冒頭何だか虚ろな表情で怪しげな行動を取っているビニシオが映ります。ここで観客は少々胡散臭く感じます。そこへリンチ事件。これが凄まじいリンチで、ビニシオばかり責められない状況であるのに、人々は”モンスター”事件のため殺気立ち、自分の子供も犠牲になるかも知れない不安感は、群集心理となりまるでビニシオにモンスターへの怒りをぶつけているようです。
ここら辺の演出は南米作品独特の血の気の多さと、湿り気を感じさせ、見応えのある演出でした。

しかし、いくら国民的ヒーロー扱いのレポーターだとて、簡単に刑事の検視現場に入るは、証拠物件の車の中の物を妻が勝手に持ち出すは、留置所で単独インタビューが何度も行われるなど、ちょっと日本に住む感覚だと、脚本がずさんな気がします。ビニシオとマノロとの駆け引きも、延々同じことの繰り返しだし、テンポが遅いです。そして肝心の”モンスター”は誰なのか?もうバレバレ。しかしこの作品は、それで良かったんです。犯人がどんでん返しの鍵ではありませんでした。


ここからネタバレ(終了後文章あり)












モンスターはビニシオ自身でした。彼にテレビでそのことを告白させ、大スクープとしたいマノロは、それを見透かされるように、ビニシオにじらされ、翻弄されます。
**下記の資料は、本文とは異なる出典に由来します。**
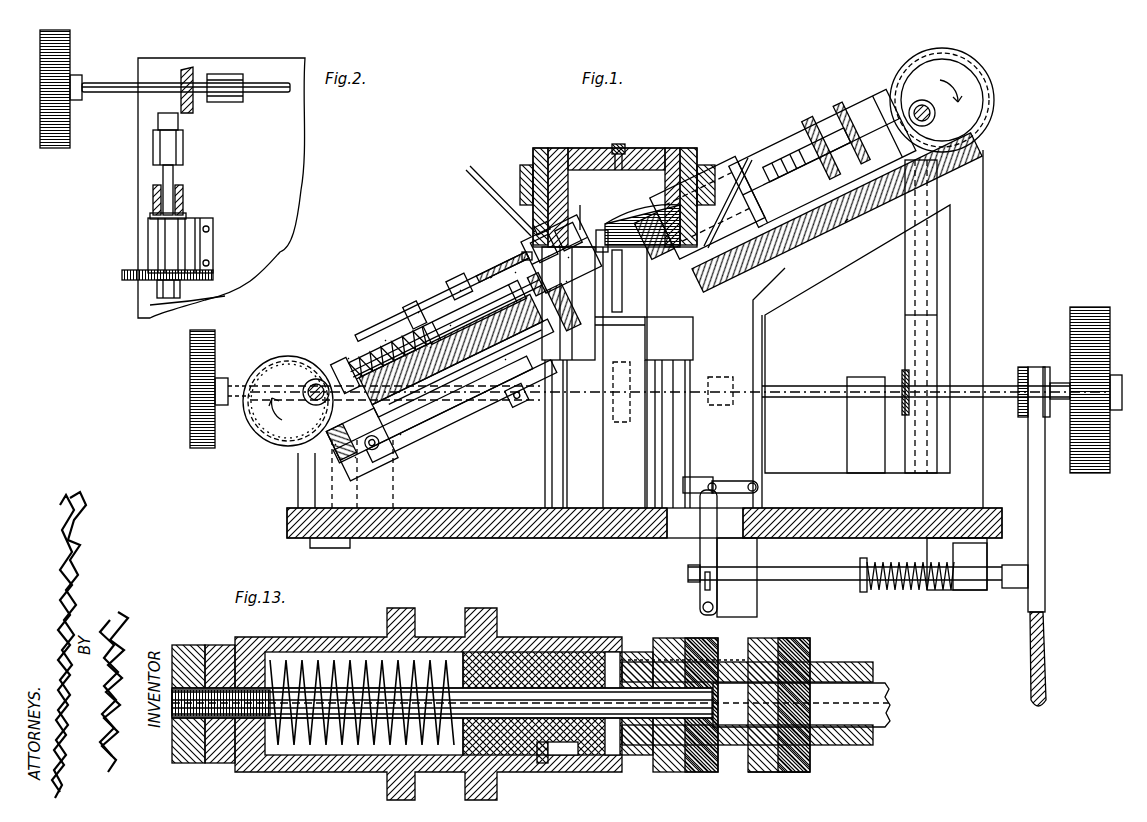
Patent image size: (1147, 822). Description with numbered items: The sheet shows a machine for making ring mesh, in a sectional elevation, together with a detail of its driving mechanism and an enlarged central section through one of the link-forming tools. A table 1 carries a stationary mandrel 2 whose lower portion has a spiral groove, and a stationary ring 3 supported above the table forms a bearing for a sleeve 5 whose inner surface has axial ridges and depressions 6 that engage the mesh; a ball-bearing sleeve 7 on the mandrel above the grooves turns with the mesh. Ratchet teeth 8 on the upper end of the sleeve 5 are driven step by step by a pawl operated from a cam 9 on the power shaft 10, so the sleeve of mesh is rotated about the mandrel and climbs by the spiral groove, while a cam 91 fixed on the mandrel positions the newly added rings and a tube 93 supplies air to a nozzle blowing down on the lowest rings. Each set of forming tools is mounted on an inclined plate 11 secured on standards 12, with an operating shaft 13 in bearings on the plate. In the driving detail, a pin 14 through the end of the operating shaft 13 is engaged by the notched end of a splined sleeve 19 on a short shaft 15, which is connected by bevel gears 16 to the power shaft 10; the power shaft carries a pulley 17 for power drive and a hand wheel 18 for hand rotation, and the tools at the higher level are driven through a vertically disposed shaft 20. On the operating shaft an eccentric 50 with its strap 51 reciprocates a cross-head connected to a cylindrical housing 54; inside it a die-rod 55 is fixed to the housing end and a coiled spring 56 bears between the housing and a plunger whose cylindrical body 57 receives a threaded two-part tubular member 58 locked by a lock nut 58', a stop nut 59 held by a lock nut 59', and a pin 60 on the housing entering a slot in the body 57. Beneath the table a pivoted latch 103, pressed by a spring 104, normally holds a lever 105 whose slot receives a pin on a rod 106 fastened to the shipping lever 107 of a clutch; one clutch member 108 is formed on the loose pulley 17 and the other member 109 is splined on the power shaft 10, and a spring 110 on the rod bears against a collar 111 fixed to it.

In FIG. 2, the table 1 is at (296, 165).
In FIG. 1, the table 1 is at (530, 538).
In FIG. 1, the stationary mandrel 2 is at (635, 240).
In FIG. 1, the stationary ring 3 is at (520, 182).
In FIG. 1, the sleeve 5 is at (533, 165).
In FIG. 1, the ridges and depressions 6 is at (557, 150).
In FIG. 1, the sleeve 7 is at (665, 190).
In FIG. 1, the ratchet teeth 8 is at (533, 150).
In FIG. 1, the cam 9 is at (612, 412).
In FIG. 2, the power shaft 10 is at (110, 84).
In FIG. 1, the power shaft 10 is at (806, 398).
In FIG. 2, the plate 11 is at (194, 245).
In FIG. 1, the standards 12 is at (752, 340).
In FIG. 2, the operating shaft 13 is at (160, 294).
In FIG. 2, the pin 14 is at (150, 215).
In FIG. 2, the short shaft 15 is at (163, 174).
In FIG. 1, the short shaft 15 is at (600, 242).
In FIG. 2, the bevel gears 16 is at (181, 100).
In FIG. 1, the pulley 17 is at (1090, 472).
In FIG. 2, the hand wheel 18 is at (58, 140).
In FIG. 1, the hand wheel 18 is at (190, 412).
In FIG. 2, the sleeve 19 is at (153, 195).
In FIG. 1, the vertically disposed shaft 20 is at (905, 292).
In FIG. 1, the eccentric 50 is at (272, 428).
In FIG. 1, the strap 51 is at (305, 350).
In FIG. 13, the cylindrical housing 54 is at (340, 637).
In FIG. 13, the die-rod 55 is at (442, 703).
In FIG. 13, the coiled spring 56 is at (420, 655).
In FIG. 13, the cylindrical body 57 is at (560, 652).
In FIG. 13, the tubular member 58 is at (757, 689).
In FIG. 13, the lock nut 58' is at (690, 716).
In FIG. 13, the nut 59 is at (794, 716).
In FIG. 13, the lock nut 59' is at (779, 783).
In FIG. 1, the pin 60 is at (561, 254).
In FIG. 13, the pin 60 is at (545, 764).
In FIG. 1, the cam 91 is at (620, 300).
In FIG. 1, the tube 93 is at (478, 186).
In FIG. 1, the pivoted latch 103 is at (683, 474).
In FIG. 1, the spring 104 is at (732, 480).
In FIG. 1, the lever 105 is at (700, 548).
In FIG. 1, the rod 106 is at (688, 576).
In FIG. 1, the shipping lever 107 is at (1045, 522).
In FIG. 1, the clutch member 108 is at (1060, 382).
In FIG. 1, the clutch member 109 is at (1020, 366).
In FIG. 1, the spring 110 is at (898, 590).
In FIG. 1, the collar 111 is at (860, 588).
これはマノロの行動が正義ではなく、野心・功名心のなせることだったからでしょう。マノロの心は、ビニシオが埋めた少女を発見した時、警察に知らせなかった時点で、もう魂は悪魔に売り渡したも同然。
この時から、ビニシオが釈放され、新たな殺人が行われる手はずは整っていたのでしょう。私がおかしいなぁと感じた、ぬるーい南米の警察は、セリフの「信じられない。賄賂が効かないなんて。ここは南米よ。」のセリフで払拭されます。その後の展開も、有力者の鶴の一声やお金で左右され、安全や法が簡単にひっくり返るのも怖く感じ、薄汚くじめじめしたエクアドルの底辺の町は、暗いエネルギーに支配され、モンスターを生み出す土壌を感じさせました。










ネタバレ終了




マノロの取った行動は、エクアドルだけでなく、どこの国でも起こりえることです。名声は自分を見失わせるのだなと思わせます。そして事実がマスコミの演出一つでひっくり返る、黒が白になる瞬間もまたしかり。

マノロを演じたレグイザモは、ちょっとクラシカルなチンピラの風情が個性的は人ですが、この作品のクールな人気レポーターを安定した演技で演じていました。今まで英語を喋る彼しか知らなかったので、ラテン語を話すのは新鮮でした。子供の頃コロンビアからアメリカに移住したそうです。プロデューサー役のワトリングは、あの「トーク・トゥ・ハー」の眠れる裸の美女。あの役は死ぬほど彼女の当たり役だったようで、今回も演技に不満があるわけじゃなく、綺麗だし夫とマノロとの間の揺れる心も無難に演じているのに、全然魅力を感じません。インパクトの有りすぎる役を演じた後は大変なのだなと思います。アルモドヴァルは、女性を美しく映すのは本当に上手なのだとも再認識しました。アルカザールは気弱で優しげな中、どこか危ないビニシオを大変好演していて、少々脚本が手ぬるいところも、彼の好演で最後まで引っ張ってもらいました。

後味は最悪ですが、見応えは充分にある作品。サスペンス面より人間の深層心理を、南米式に濃く見せてくれた作品です。